3. Sikap mental pegawai yang
ingin cepat kaya dengan cara yang tidak halal, tidak ada kesadaran bernegara,
tidak ada pengetahuan pada bidang pekerjaan yang dilakukan oleh pejabat
pemerintah.
3. Akibat-akibat
dari Korupsi
Nye menyatakan bahwa
akibat-akibat korupsi adalah :
1. pemborosan sumber-sumber, modal yang lari,
gangguan terhadap penanaman modal, terbuangnya keahlian, bantuan yang lenyap.
2. ketidakstabilan, revolusi sosial, pengambilan
alih kekuasaan oleh militer, menimbulkan ketimpangan sosial budaya.

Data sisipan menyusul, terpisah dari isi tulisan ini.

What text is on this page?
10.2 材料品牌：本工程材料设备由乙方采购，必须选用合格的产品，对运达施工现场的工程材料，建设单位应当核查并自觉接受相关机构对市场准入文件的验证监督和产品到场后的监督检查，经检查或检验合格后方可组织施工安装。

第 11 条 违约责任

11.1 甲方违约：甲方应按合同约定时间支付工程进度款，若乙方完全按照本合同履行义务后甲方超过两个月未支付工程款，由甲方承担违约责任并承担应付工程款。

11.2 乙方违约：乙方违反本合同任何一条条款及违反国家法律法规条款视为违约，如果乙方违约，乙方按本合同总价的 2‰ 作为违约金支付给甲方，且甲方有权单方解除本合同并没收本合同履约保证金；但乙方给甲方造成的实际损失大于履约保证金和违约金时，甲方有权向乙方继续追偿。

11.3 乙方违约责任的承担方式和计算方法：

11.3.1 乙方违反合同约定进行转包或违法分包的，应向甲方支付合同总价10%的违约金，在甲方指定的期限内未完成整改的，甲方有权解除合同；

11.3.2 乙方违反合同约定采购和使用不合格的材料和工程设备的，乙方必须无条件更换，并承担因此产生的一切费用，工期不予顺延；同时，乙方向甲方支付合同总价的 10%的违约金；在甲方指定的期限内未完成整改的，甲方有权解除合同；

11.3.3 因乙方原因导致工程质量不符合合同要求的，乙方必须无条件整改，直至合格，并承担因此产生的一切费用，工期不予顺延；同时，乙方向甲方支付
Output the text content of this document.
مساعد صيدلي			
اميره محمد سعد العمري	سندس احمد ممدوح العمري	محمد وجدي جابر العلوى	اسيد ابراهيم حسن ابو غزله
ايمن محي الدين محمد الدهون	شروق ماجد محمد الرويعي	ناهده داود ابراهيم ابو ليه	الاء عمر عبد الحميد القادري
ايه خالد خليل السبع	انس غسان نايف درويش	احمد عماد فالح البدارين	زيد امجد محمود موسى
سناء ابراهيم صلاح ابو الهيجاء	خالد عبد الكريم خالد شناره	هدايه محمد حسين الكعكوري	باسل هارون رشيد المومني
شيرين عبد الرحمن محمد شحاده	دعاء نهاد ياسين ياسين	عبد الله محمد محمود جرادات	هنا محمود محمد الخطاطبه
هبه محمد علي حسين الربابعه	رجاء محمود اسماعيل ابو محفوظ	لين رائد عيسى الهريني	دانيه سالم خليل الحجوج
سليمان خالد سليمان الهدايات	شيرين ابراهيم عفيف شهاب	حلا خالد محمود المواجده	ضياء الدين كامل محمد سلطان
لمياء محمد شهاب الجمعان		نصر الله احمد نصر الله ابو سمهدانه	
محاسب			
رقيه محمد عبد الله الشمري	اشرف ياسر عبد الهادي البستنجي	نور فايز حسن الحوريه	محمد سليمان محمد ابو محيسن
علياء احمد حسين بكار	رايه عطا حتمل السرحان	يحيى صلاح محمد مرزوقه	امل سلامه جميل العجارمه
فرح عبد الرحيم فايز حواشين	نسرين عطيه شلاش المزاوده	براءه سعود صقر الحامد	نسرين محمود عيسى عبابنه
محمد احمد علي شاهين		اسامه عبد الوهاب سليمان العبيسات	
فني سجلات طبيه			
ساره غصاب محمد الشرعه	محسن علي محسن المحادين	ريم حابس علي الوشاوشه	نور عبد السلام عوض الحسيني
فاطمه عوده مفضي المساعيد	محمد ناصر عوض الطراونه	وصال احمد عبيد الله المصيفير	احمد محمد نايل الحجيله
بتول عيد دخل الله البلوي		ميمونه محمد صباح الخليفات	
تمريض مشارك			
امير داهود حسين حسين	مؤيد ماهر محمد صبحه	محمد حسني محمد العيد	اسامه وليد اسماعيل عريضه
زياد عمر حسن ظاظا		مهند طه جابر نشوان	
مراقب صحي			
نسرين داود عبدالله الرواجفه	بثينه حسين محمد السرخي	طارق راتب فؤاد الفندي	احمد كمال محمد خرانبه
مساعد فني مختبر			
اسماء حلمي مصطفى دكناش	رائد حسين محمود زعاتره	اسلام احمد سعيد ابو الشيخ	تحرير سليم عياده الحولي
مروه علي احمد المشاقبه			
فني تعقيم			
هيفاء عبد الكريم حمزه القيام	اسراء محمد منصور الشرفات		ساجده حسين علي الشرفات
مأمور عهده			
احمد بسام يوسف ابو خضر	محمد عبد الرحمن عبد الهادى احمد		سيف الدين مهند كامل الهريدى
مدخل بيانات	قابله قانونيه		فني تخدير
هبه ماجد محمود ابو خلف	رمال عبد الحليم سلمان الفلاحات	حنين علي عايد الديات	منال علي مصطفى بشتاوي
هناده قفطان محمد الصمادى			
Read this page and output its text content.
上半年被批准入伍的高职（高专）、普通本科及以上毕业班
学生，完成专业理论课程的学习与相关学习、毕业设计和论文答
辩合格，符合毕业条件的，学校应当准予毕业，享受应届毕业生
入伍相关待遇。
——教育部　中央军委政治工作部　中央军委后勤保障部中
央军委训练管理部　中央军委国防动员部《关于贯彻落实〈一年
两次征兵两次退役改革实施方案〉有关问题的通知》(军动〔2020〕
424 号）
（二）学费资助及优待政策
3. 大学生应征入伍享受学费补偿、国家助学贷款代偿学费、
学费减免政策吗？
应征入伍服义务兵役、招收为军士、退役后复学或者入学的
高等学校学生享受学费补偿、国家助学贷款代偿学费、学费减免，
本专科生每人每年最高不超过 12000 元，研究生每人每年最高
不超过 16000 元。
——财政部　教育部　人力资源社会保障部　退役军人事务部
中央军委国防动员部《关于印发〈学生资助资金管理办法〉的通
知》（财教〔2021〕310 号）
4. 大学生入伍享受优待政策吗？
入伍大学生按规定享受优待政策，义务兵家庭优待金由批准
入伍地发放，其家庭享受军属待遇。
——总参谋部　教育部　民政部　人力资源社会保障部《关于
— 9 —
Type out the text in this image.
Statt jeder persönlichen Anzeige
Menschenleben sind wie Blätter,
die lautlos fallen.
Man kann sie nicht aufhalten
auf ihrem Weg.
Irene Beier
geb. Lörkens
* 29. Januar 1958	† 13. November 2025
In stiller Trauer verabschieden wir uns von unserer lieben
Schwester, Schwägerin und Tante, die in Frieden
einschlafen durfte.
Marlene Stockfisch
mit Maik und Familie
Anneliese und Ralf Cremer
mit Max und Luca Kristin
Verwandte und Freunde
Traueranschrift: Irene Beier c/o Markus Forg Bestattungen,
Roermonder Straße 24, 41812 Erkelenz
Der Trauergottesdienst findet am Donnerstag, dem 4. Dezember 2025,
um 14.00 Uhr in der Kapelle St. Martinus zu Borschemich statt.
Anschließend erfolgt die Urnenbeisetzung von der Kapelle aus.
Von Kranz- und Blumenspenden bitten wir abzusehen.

3. pengurangan kemampuan aparatur pemerintah,
pengurangan kapasitas administrasi, hilangnya kewibawaan administrasi.
Selanjutnya
Mc Mullan (1961) menyatakan bahwa akibat korupsi adalah ketidak efisienan,
ketidakadilan, rakyat tidak mempercayai pemerintah, memboroskan sumber-sumber
negara, tidak mendorong perusahaan untuk berusaha terutama perusahaan asing,
ketidakstabilan politik, pembatasan dalam kebijaksanaan pemerintah dan tidak
represif.
Akibat
dari korupsi diatas adalah sebagai berikut :
1. Tata ekonomi seperti larinya modal keluar
negeri, gangguan terhadap perusahaan, gangguan penanaman modal.
2. Tata
sosial budaya seperti revolusi sosial, ketimpangan sosial.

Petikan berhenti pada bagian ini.